In der vergangenen Staffel war Ricky Harris unter seinen Mitcampern lange Zeit wohl glitten, da er sich um Ausgleich und Versöhnung bemühte. Das änderte sich, als er die blinde Helena Fürst bei einer Dschungelprüfung über einen Hochseil-Parkour dirigieren musste. Aus Angst verweigerte sich Fürst den Anweisungen, die Prüfung schien verloren, das in Aussicht gestellte Essen verspielt. Plötzlich gingen mit Harris Ehrgeiz und Nerven durch. Hysterisch fuhr er die Mitspielerin an, schimpfte, wurde herrisch und unflätig und verlor am Ende alle Sympathien der anderen Dschungler.
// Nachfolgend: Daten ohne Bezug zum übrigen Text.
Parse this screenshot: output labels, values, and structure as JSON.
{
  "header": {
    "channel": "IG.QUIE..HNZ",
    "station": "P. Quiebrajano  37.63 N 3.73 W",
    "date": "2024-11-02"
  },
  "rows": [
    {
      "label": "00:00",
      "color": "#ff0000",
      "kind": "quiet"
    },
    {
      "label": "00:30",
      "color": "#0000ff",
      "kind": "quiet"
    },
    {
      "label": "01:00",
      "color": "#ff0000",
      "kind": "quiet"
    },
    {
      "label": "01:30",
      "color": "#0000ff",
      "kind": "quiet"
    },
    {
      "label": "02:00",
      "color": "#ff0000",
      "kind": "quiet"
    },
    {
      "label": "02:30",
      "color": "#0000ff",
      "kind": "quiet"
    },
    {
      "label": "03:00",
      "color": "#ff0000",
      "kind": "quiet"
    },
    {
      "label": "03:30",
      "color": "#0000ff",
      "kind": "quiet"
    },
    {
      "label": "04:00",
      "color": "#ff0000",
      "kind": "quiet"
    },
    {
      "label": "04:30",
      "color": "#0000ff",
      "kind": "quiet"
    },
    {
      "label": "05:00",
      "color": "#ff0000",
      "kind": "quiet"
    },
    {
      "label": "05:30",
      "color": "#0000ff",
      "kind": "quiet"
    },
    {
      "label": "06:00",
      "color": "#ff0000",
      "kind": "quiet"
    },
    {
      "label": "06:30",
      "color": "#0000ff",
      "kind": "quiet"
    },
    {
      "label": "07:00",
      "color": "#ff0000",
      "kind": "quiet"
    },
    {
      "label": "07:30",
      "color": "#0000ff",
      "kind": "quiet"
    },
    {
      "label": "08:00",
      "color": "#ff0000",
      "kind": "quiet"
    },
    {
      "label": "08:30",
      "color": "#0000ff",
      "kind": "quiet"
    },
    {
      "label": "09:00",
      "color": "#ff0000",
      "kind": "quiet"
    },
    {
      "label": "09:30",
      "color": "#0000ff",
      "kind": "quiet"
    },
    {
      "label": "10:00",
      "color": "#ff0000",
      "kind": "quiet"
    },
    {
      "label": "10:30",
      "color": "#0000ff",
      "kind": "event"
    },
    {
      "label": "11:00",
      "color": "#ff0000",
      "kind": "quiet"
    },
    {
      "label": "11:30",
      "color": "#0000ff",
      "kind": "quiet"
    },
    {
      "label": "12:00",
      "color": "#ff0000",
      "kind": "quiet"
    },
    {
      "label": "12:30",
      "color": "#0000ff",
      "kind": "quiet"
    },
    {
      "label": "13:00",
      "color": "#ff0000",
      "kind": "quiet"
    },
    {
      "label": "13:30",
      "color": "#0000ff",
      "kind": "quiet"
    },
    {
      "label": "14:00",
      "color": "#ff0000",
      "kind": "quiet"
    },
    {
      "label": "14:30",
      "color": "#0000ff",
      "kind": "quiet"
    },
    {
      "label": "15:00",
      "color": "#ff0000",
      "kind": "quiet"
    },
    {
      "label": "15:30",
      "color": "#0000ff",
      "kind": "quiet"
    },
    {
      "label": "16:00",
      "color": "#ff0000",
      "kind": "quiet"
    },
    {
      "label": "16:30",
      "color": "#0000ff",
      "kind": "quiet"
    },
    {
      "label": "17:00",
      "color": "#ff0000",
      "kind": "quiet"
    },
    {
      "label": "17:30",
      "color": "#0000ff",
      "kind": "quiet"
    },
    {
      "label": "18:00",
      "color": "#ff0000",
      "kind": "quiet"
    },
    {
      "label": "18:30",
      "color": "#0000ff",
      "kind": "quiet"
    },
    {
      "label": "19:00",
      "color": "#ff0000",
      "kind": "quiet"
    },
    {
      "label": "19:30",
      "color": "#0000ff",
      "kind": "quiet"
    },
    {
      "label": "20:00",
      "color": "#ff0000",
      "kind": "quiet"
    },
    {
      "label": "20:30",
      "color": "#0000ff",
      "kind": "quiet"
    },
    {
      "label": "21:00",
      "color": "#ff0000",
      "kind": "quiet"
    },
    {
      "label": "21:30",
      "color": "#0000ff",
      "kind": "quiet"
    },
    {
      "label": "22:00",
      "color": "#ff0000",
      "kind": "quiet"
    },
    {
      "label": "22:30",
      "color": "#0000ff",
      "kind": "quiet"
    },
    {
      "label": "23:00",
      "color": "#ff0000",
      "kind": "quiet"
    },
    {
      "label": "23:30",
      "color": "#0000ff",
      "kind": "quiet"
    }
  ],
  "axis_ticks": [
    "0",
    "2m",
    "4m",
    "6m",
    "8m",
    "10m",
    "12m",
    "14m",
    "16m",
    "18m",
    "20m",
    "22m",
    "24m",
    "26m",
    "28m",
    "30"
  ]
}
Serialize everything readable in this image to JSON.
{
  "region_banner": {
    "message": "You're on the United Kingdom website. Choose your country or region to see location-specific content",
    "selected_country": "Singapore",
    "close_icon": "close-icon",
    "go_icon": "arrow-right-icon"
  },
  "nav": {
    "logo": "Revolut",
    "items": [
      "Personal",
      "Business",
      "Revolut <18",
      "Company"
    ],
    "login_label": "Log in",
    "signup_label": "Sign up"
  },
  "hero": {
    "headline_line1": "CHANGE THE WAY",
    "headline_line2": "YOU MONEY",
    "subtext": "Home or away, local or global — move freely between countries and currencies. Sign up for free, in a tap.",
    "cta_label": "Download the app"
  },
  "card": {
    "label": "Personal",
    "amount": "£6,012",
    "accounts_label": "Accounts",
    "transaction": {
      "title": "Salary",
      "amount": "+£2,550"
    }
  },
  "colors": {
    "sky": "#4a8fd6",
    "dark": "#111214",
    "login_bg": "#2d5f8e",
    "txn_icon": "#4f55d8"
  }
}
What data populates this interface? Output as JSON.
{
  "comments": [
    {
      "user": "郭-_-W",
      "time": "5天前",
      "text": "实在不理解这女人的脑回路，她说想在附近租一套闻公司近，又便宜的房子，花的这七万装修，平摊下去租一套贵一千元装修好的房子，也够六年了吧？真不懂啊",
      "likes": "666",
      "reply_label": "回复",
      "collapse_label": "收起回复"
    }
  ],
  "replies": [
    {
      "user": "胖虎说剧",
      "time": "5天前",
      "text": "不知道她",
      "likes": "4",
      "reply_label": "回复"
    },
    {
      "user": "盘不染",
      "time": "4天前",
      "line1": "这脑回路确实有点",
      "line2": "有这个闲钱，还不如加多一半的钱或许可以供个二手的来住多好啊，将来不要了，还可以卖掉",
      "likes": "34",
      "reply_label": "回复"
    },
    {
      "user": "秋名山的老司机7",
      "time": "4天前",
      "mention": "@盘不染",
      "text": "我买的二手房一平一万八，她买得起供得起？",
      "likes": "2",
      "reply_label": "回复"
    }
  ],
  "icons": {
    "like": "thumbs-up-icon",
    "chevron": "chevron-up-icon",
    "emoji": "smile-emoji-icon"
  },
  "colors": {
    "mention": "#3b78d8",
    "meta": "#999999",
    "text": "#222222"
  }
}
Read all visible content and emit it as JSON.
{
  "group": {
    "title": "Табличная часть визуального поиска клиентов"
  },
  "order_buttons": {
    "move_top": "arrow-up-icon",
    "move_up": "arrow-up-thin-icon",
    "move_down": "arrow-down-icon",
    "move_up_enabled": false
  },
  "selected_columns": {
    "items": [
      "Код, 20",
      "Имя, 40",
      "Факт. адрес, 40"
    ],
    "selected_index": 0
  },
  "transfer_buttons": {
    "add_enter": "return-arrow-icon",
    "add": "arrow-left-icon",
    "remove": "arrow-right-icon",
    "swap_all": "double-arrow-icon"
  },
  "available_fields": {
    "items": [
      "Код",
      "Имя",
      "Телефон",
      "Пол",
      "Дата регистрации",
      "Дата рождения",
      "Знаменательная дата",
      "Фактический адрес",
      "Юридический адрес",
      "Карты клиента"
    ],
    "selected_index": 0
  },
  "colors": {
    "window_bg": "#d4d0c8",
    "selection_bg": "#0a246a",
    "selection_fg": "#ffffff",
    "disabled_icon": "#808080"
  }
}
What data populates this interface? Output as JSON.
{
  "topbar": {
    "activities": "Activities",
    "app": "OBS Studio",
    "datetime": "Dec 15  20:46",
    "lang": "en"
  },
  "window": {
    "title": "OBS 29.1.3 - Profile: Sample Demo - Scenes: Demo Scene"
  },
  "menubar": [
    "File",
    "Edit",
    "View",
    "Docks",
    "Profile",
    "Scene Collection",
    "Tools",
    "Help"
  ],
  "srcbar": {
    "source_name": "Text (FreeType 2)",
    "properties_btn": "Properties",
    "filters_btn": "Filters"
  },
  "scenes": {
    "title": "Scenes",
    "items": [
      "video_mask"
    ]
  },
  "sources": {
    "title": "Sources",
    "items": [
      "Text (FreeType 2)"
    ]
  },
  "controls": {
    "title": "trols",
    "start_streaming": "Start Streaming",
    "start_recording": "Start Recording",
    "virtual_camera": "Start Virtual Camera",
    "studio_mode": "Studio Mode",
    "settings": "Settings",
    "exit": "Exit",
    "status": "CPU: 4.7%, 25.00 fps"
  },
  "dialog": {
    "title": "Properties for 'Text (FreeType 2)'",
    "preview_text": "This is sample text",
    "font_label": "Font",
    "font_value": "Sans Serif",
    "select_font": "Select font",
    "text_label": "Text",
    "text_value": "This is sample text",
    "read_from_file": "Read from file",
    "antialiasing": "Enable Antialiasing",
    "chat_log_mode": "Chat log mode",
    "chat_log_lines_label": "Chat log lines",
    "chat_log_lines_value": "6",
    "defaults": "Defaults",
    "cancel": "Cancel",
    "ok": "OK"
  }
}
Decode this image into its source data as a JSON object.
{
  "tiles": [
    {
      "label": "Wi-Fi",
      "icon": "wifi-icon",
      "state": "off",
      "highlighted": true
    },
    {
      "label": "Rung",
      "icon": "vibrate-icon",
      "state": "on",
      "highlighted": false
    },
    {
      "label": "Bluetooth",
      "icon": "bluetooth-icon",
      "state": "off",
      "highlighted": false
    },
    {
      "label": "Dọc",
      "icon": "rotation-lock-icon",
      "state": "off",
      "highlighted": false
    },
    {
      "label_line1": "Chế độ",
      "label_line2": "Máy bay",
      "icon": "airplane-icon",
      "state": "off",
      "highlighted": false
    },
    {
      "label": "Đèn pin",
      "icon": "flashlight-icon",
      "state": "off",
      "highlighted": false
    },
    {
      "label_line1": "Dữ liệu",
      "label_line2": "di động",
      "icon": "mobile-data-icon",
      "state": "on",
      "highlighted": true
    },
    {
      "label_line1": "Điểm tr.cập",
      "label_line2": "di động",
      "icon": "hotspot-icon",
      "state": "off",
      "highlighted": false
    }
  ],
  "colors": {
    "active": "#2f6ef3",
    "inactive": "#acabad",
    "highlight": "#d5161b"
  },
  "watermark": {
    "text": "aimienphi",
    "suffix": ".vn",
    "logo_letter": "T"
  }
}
In solchen Momenten zeigt das "Dschungelcamp" existenzielle Nahaufnahmen, den unverstellten Blick auf eine Charakter-Eruption, die erst in der Extremsituation möglich wird. Man mag Inszenierung wittern, aber der interessierte Blick erkennt: Das ist im gleichen Maße echt, wie das seelische Befinden des Extrembergsteigers echt zu nennen wäre. Auch seine Situation ist eine gesuchte, eine künstlich herbeigeführte, hätte er doch zuhause auf der Couch bleiben können.

Ex-Camper sagen gerne, zwei Wochen Dschungel seien das härteste gewesen, das sie sich jemals zugemutet haben. Vielleicht sagen sie das nur, weil RTL-Verträge sie dazu verpflichten. Vielleicht meinen sie es aber auch ernst. Völlig unauthentisch wirkt es nur dem Vulgär-Zyniker, der sein komplettes Weltbild mit Fünfer-Edding auf einen Bierdeckel malen könnte.

Was also ist das "Dschungelcamp"? Eine Detailstudie menschlicher Charaktere in der außeralltäglichen Lage? Auch. So formuliert wären sogar Dostojewski-Leser interessiert. Kann das schlechtes Fernsehen sein? Kann es. Doch das entscheidet nicht allein der TV-Kritiker, sondern ebenso der interessierte Blick des Zuschauers.